For BBC radio, she wrote Pianoman, Baby Love, and Home to The Black Sea. She has written and directed two short films, Between The Wars, and Meeting Helen.

== Theatre and Performance ==
Woof began writing and performing her own work while at university. Her early stage work included a trilogy of shows about gender Sex, Sex II, Sex III,^{[…]}. Sex III won a Fringe First and Perrier Pick of the Fringe, and was performed at The Royal Court Theatre. Her stage work combines music, dance and storytelling.

She wrote and performed Blizzard, produced by Soho Theatre in association with Shared Experience. The production ran in May 2024 and later at 59E59 Theaters in New York.^{[…]} Blizzard received the 2025 Offie for Creation. She re-wrote and performed and earlier work Revolver in 2025 and performed for seven nights at The Pleasance, Edinburgh. She will perform Revolver at Soho Theatre November 24th-December 5th 2026.

==Personal life==
Woof is married to fellow actor/writer Hamish McColl. The couple have two children and live in North London.

==Filmography==
- Film

| Year | Film | Role | Notes |
| 1997 | The Full Monty | Mandy |  |
| Photographing Fairies | Linda |  |
| The Woodlanders | Grace Melbury |  |
| 1998 | Velvet Goldmine | Shannon |  |
| 1999 | This Year's Love | Alice |  |
| Passion | Karen Holten |  |
| 2000 | Pandaemonium | Dorothy Wordsworth |  |
| 2003 | Wondrous Oblivion | Ruth Wiseman |  |
| 2005 | The League of Gentlemen's Apocalypse | Lindsay |  |
| 2021 | Mothering Sunday | Mrs. Sheringham |  |

- Television

| Year | Film | Role | Notes |
| 1999–2000 | Oliver Twist | Nancy | Miniseries – 3 episodes |
| 1999–2000 | Daylight Robbery | Paula Sullivan | 2 Miniseries – 8 episodes |
| 2005 | Nova | Lise Meitner | Season 33, Episode 3 "Einstein's Big Idea" |
| Ian Fleming: Bondmaker | Ann Fleming | BBC docudrama |
| 2014 | The Smoke | Nina | 2 episodes |

- Short films

- Going Going... as Anna (2000 short film – actor and writer)
- Between the Wars (2002 short film – director)
- Meeting Helen ... as Helen (2007 short film – actor, writer and director)

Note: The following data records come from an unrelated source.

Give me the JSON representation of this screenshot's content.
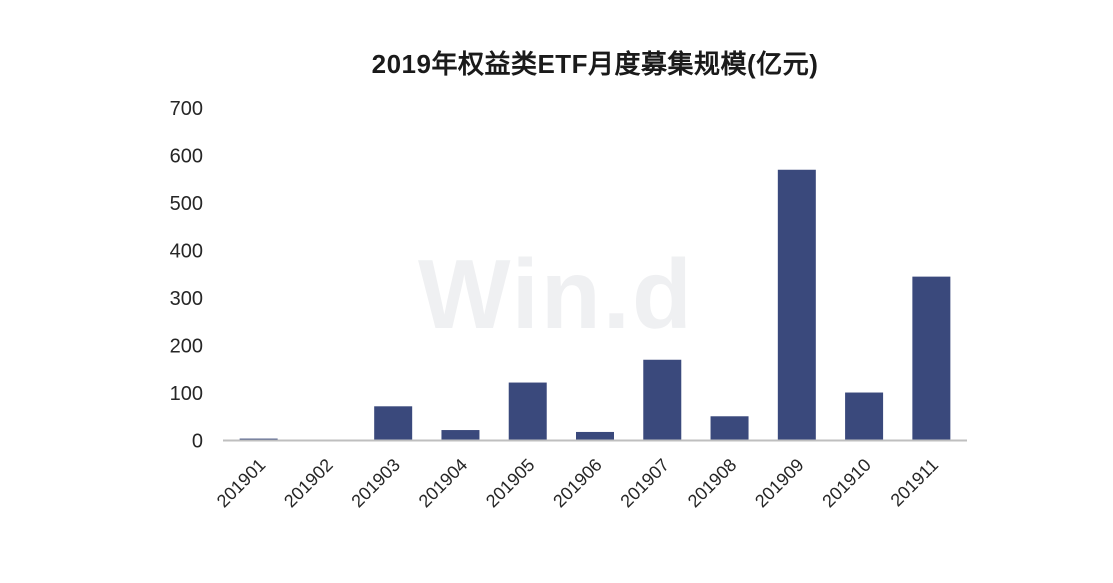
{
  "watermark_text": "Win.d",
  "colors": {
    "bar": "#3a497c",
    "axis_line": "#bfbfbf",
    "tick_text": "#262626",
    "title_text": "#1a1a1a",
    "watermark_text": "#eff0f2"
  },
  "chart_data": {
    "type": "bar",
    "title": "2019年权益类ETF月度募集规模(亿元)",
    "categories": [
      "201901",
      "201902",
      "201903",
      "201904",
      "201905",
      "201906",
      "201907",
      "201908",
      "201909",
      "201910",
      "201911"
    ],
    "values": [
      4,
      0,
      72,
      22,
      122,
      18,
      170,
      51,
      570,
      101,
      345
    ],
    "xlabel": "",
    "ylabel": "",
    "ylim": [
      0,
      700
    ],
    "yticks": [
      0,
      100,
      200,
      300,
      400,
      500,
      600,
      700
    ],
    "grid": false,
    "legend": null,
    "x_tick_rotation_deg": -45
  }
}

==Awards and nominations==
- Screen Actors Guild Award for Outstanding Performance by a Cast in a Motion Picture (won) – The Full Monty (shared with cast)
- American Film Institute Award for Best Performance by an Actress in a Supporting Role (nomination) – Passion
- London Film Critics' Circle Award for British Supporting Actress of the Year (nomination) – Wondrous Oblivion
- 2025 Offie for Creation - Blizzard.